By St. Clair Murraine
Outlook staff writer

Down by a point at halftime, coach Marchay Shular took the lead in keeping the players on his Woodville pee-wee football team calm.

There was too much at stake for them to get rattled in the Pop Warner Super Bowl championship game.

“It didn’t concern me but it was whether our impact players were going to be affected,” Shular said. “I know with the staff I have we were going to rally back.”

Indeed they did, winning 46-36 over the Michigan City, Indiana Trojans to become the first North Florida team to win the prestigious title since Tallahassee joined Pop Warner in 2011.

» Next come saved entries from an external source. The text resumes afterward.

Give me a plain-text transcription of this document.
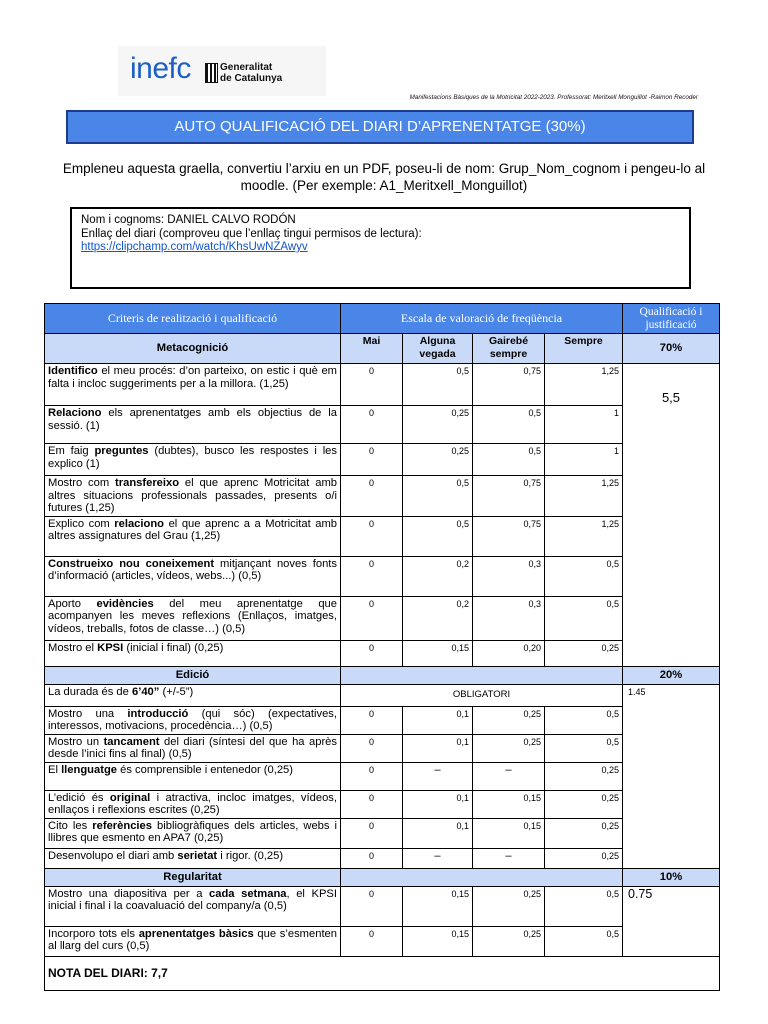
inefc	Generalitat
de Catalunya
Manifestacions Bàsiques de la Motricitat 2022-2023. Professorat: Meritxell Monguillot -Raimon Recoder
AUTO QUALIFICACIÓ DEL DIARI D’APRENENTATGE (30%)
Empleneu aquesta graella, convertiu l’arxiu en un PDF, poseu-li de nom: Grup_Nom_cognom i pengeu-lo al moodle. (Per exemple: A1_Meritxell_Monguillot)
Nom i cognoms: DANIEL CALVO RODÓN
Enllaç del diari (comproveu que l’enllaç tingui permisos de lectura):
https://clipchamp.com/watch/KhsUwNZAwyv
Criteris de realització i qualificació	Escala de valoració de freqüència				Qualificació i justificació
Metacognició	Mai	Alguna vegada	Gairebé sempre	Sempre	70%
Identifico el meu procés: d’on parteixo, on estic i què em falta i incloc suggeriments per a la millora. (1,25)	0	0,5	0,75	1,25	5,5
Relaciono els aprenentatges amb els objectius de la sessió. (1)	0	0,25	0,5	1	
Em faig preguntes (dubtes), busco les respostes i les explico (1)	0	0,25	0,5	1	
Mostro com transfereixo el que aprenc Motricitat amb altres situacions professionals passades, presents o/i futures (1,25)	0	0,5	0,75	1,25	
Explico com relaciono el que aprenc a a Motricitat amb altres assignatures del Grau (1,25)	0	0,5	0,75	1,25	
Construeixo nou coneixement mitjançant noves fonts d’informació (articles, vídeos, webs...) (0,5)	0	0,2	0,3	0,5	
Aporto evidències del meu aprenentatge que acompanyen les meves reflexions (Enllaços, imatges, vídeos, treballs, fotos de classe…) (0,5)	0	0,2	0,3	0,5	
Mostro el KPSI (inicial i final) (0,25)	0	0,15	0,20	0,25	
Edició					20%
La durada és de 6’40” (+/-5”)	OBLIGATORI				1.45
Mostro una introducció (qui sóc) (expectatives, interessos, motivacions, procedència…) (0,5)	0	0,1	0,25	0,5	
Mostro un tancament del diari (síntesi del que ha après desde l’inici fins al final) (0,5)	0	0,1	0,25	0,5	
El llenguatge és comprensible i entenedor (0,25)	0	–	–	0,25	
L’edició és original i atractiva, incloc imatges, vídeos, enllaços i reflexions escrites (0,25)	0	0,1	0,15	0,25	
Cito les referències bibliogràfiques dels articles, webs i llibres que esmento en APA7 (0,25)	0	0,1	0,15	0,25	
Desenvolupo el diari amb serietat i rigor. (0,25)	0	–	–	0,25	
Regularitat					10%
Mostro una diapositiva per a cada setmana, el KPSI inicial i final i la coavaluació del company/a (0,5)	0	0,15	0,25	0,5	0.75
Incorporo tots els aprenentatges bàsics que s’esmenten al llarg del curs (0,5)	0	0,15	0,25	0,5	
NOTA DEL DIARI: 7,7					
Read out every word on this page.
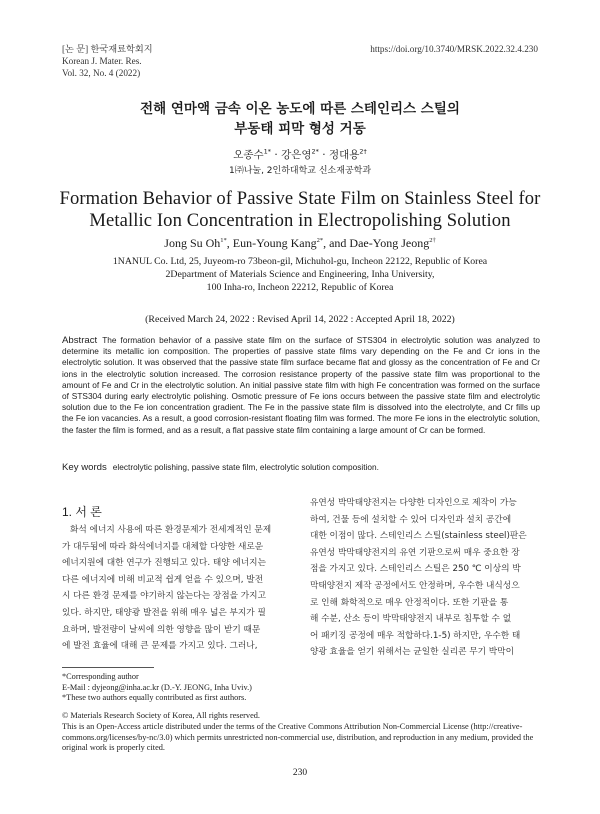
[논 문] 한국재료학회지
Korean J. Mater. Res.
Vol. 32, No. 4 (2022)
https://doi.org/10.3740/MRSK.2022.32.4.230
전해 연마액 금속 이온 농도에 따른 스테인리스 스틸의
부동태 피막 형성 거동
오종수$^{1*}$ · 강은영$^{2*}$ · 정대용$^{2\dagger}$
1㈜나눌, 2인하대학교 신소재공학과
Formation Behavior of Passive State Film on Stainless Steel for
Metallic Ion Concentration in Electropolishing Solution
Jong Su $Oh^{1*}$, Eun-Young Kang$^{2*}$, and Dae-Yong Jeong$^{2\dagger}$
1NANUL Co. Ltd, 25, Juyeom-ro 73beon-gil, Michuhol-gu, Incheon 22122, Republic of Korea
2Department of Materials Science and Engineering, Inha University,
100 Inha-ro, Incheon 22212, Republic of Korea
(Received March 24, 2022 : Revised April 14, 2022 : Accepted April 18, 2022)
Abstract The formation behavior of a passive state film on the surface of STS304 in electrolytic solution was analyzed to determine its metallic ion composition. The properties of passive state films vary depending on the Fe and Cr ions in the electrolytic solution. It was observed that the passive state film surface became flat and glossy as the concentration of Fe and Cr ions in the electrolytic solution increased. The corrosion resistance property of the passive state film was proportional to the amount of Fe and Cr in the electrolytic solution. An initial passive state film with high Fe concentration was formed on the surface of STS304 during early electrolytic polishing. Osmotic pressure of Fe ions occurs between the passive state film and electrolytic solution due to the Fe ion concentration gradient. The Fe in the passive state film is dissolved into the electrolyte, and Cr fills up the Fe ion vacancies. As a result, a good corrosion-resistant floating film was formed. The more Fe ions in the electrolytic solution, the faster the film is formed, and as a result, a flat passive state film containing a large amount of Cr can be formed.
Key words electrolytic polishing, passive state film, electrolytic solution composition.
1. 서 론
화석 에너지 사용에 따른 환경문제가 전세계적인 문제
가 대두됨에 따라 화석에너지를 대체할 다양한 새로운
에너지원에 대한 연구가 진행되고 있다. 태양 에너지는
다른 에너지에 비해 비교적 쉽게 얻을 수 있으며, 발전
시 다른 환경 문제를 야기하지 않는다는 장점을 가지고
있다. 하지만, 태양광 발전을 위해 매우 넓은 부지가 필
요하며, 발전량이 날씨에 의한 영향을 많이 받기 때문
에 발전 효율에 대해 큰 문제를 가지고 있다. 그러나,
유연성 박막태양전지는 다양한 디자인으로 제작이 가능
하여, 건물 등에 설치할 수 있어 디자인과 설치 공간에
대한 이점이 많다. 스테인리스 스틸(stainless steel)판은
유연성 박막태양전지의 유연 기판으로써 매우 중요한 장
점을 가지고 있다. 스테인리스 스틸은 250 ℃ 이상의 박
막태양전지 제작 공정에서도 안정하며, 우수한 내식성으
로 인해 화학적으로 매우 안정적이다. 또한 기판을 통
해 수분, 산소 등이 박막태양전지 내부로 침투할 수 없
어 패키징 공정에 매우 적합하다.1-5) 하지만, 우수한 태
양광 효율을 얻기 위해서는 균일한 실리콘 무기 박막이
*Corresponding author
E-Mail : dyjeong@inha.ac.kr (D.-Y. JEONG, Inha Uviv.)
*These two authors equally contributed as first authors.
© Materials Research Society of Korea, All rights reserved.
This is an Open-Access article distributed under the terms of the Creative Commons Attribution Non-Commercial License (http://creative-
commons.org/licenses/by-nc/3.0) which permits unrestricted non-commercial use, distribution, and reproduction in any medium, provided the
original work is properly cited.
230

The Woodville team, which is made up of several players from Tallahassee, beat the Columbia, S.C., Falcons 33-0 to advance to the championship game at Disney’s Wide World of Sports complex in Orlando in early December. They began their bid for the title by knocking off local and state teams for the berth to Disney.

His players became more confident with each win, but Shular admitted that there was a little bit of nerves on his part after the first win at Disney.

“It felt real good but there was a lot of pressure because you don’t want the whole season to go down because of one loss,” he said. “The emotions and feelings were kind of mixed.”

But even when the Trojans rallied after Woodville took the lead in the third quarter each of the 21 players on his team refused buckle, Shular said. Their victory was a huge statement for youth football in the area, he said.

Woodville won the title on its second try in as many years. Only one other team from the area had qualified in the last three seasons.

“This victory definitely puts North Florida; the Tallahassee area, on the map a little bit more,” said Andrew Plummer, vice president of the Woodville program. “This gives credibility to the football that’s going on up here.”

Plummer said he expects having a Super Bowl championship to create increased interest in the program – not just for Woodville but for the other programs in the city. There are at least six teams in each of the programs that are located on the west, northwest and east sides of Tallahassee.

Players ages 5 to 13 can participate in the league. The season runs from August to November when the playoff begins. The cost for participating ranges from $125 to $175, Plummer said.

Once they are enrolled, players lean a lot more than the X and O’s of the game. Grades are monitored and discipline is a top priority, said Plummer, who also coaches a team in the league.

“We definitely try to instill a work ethic in the child,” he said. “With my boys I try to teach them how to overcome challenges.”